Lambda Alpha/REIA Symposium

October 27, 2000

CONFERENCE DESCRIPTION

Creating the Livable Downtown

Ely Chapter of Lambda Alpha International and REIA

invite you to our third annual fall symposium on urban planning issues.

Friday, October 27, 2000
8:00 a.m. to 2:00 p.m.
School of the Art Institute
112 South Michigan Avenue
Creating the Livable Downtown

Downtowns in the United States, Canada, and the UK are experiencing a shifting mix and intensity of land uses. In Chicago, for example, downtown was once a place for offices and general merchandise retailers, surrounded by an industrial fringe. Increasingly, however, the residential sector has grown explosively, and institutional uses have expanded rapidly as well. These shifts raise questions such as:

· How do residential uses and intense commercial uses coexist? For example, how are the service needs of high-rise office buildings met without negatively impacting residents?

· Can industrial and residential uses be compatible?

· How are cities responding to increased demand for services and amenities such as parks and schools?

· Does downtown residential development eventually drive out the traditional uses? Where do displaced businesses go?

· What happens to land values and the tax structure?

· Do retailers, such as grocery and drug stores that are essential to traditional city neighborhoods, adequately serve new downtown residential development?

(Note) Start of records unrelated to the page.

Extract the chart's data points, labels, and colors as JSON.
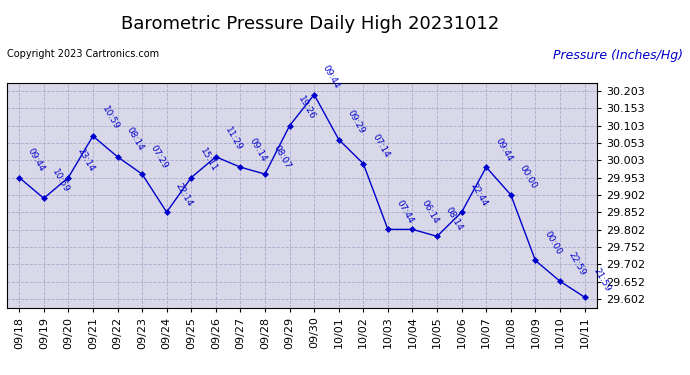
{
  "title": "Barometric Pressure Daily High 20231012",
  "copyright": "Copyright 2023 Cartronics.com",
  "ylabel": "Pressure (Inches/Hg)",
  "background_color": "#ffffff",
  "plot_bg_color": "#d8d8e8",
  "grid_color": "#aaaacc",
  "line_color": "#0000cc",
  "text_color": "#0000cc",
  "ylim_min": 29.577,
  "ylim_max": 30.228,
  "yticks": [
    29.602,
    29.652,
    29.702,
    29.752,
    29.802,
    29.852,
    29.902,
    29.953,
    30.003,
    30.053,
    30.103,
    30.153,
    30.203
  ],
  "dates": [
    "09/18",
    "09/19",
    "09/20",
    "09/21",
    "09/22",
    "09/23",
    "09/24",
    "09/25",
    "09/26",
    "09/27",
    "09/28",
    "09/29",
    "09/30",
    "10/01",
    "10/02",
    "10/03",
    "10/04",
    "10/05",
    "10/06",
    "10/07",
    "10/08",
    "10/09",
    "10/10",
    "10/11"
  ],
  "values": [
    29.953,
    29.893,
    29.953,
    30.073,
    30.013,
    29.963,
    29.853,
    29.953,
    30.013,
    29.983,
    29.963,
    30.103,
    30.193,
    30.063,
    29.993,
    29.803,
    29.803,
    29.783,
    29.853,
    29.983,
    29.903,
    29.713,
    29.653,
    29.607
  ],
  "time_labels": [
    "09:44",
    "10:59",
    "23:14",
    "10:59",
    "08:14",
    "07:29",
    "22:14",
    "15:11",
    "11:29",
    "09:14",
    "08:07",
    "19:26",
    "09:44",
    "09:29",
    "07:14",
    "07:44",
    "06:14",
    "08:14",
    "22:44",
    "09:44",
    "00:00",
    "00:00",
    "22:59",
    "21:59"
  ],
  "title_fontsize": 13,
  "axis_fontsize": 8,
  "label_fontsize": 6.5,
  "ylabel_fontsize": 9
}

We will examine these issues using a “case study” format, examining and comparing the changing downtowns of Chicago, Toronto, and London. Morning sessions include presentations by:

· Tracy Cross, President, Tracy Cross & Associates, Schaumburg, Illinois

· Paul J. Bedford, MCIP, RPP, Executive Director and Chief Planner, Toronto Urban Development Services

· Peter Rees, Planning Officer, Corporation of London

The luncheon keynote speaker is Philip Langdon, author of A Better Place to Live.

Philip Landgon’s articles, reviews, and commentaries have appeared in national magazines including The Atlantic Monthly; The American Enterprise; American Heritage; Architectural Record; Preservation; Builder; and The Responsive Community. He was a senior editor at Progressive Architecture magazine from 1994 until 1996. He is currently a free-lance writer living in New Haven, Connecticut, and a contributing writer for The American Enterprise magazine.

Co-Sponsors of the Symposium are:

ARTHUR ANDERSEN, LLP

CHADDICK INSTITUTE FOR METROPOLITAN DEVELOPMENT

DePAUL UNIVERSITY DEPARTMENT OF FINANCE

MCL PROPERTIES, INC

SKIDMORE OWINGS & MERRILL, LLP

Touring the Livable Downtown
Saturday, October 28, 8:30 a.m. to 5:00 p.m.

Bus tour and lunch

Ø The tour begins boarding Coach USA at the Burnham Hotel at 8:30 a.m., with Barbara Lynne, President of Near South Planning Board, leading the way through the Near South Side.

Ø Leroy Kennedy, Vice President of Community Development for Illinois Institute of Technology, will guide us through Bronzeville and the IIT campus

Ø We will tour the 1-million-square-foot Lakeside Technology Center, Chicago’s largest telecom hotel, with General Manager, John Derby.

Ø The route will take us through the Chicago Museum Campus that now unites three internationally known museums in a pedestrian-friendly reconfiguration.

Ø Jon Devries, Manager of Real Estate Advisory Services, Arthur Andersen, will guide us through Fulton Market, and industrial area on the Near West Side that is attracting residential and retail uses as well.

Ø A tour of Block Y, a new-construction residential development, will be lead by the Bill Wolk, President of The Thrush Group.

Ø The lunch stop at Goose Island Brewery (Chicago’s famous micro-brewery) will allow a walk-around tour of new and adaptive-use retail developments in the area.

Ø Albert Friedman, President, Friedman Properties, will provide a narration on River North.

Ø Amy Curran of the John Buck Company will present the story of North Bridge, a new 460,000-square-foot shopping and entertainment environment anchored by Nordstrom.

Ø We will walk through the new River East Community, an entertainment, retail, hotel, and residential development by MCL Properties, which will be represented by Dan McLean, President, and Kevin Augustyn, Vice President.

Ø The tour will conclude with a stop at Navy Pier, the number-one tourist attraction in Illinois. The bus will return to the Burnham Hotel at 5:00 p.m.

Patti Gallagher, Assistant Commissioner, Strategic Planning, City of Chicago, and Mary Ludgin, President, Heitman Capital Management, and architectural guide extraordinaire will guide the tour.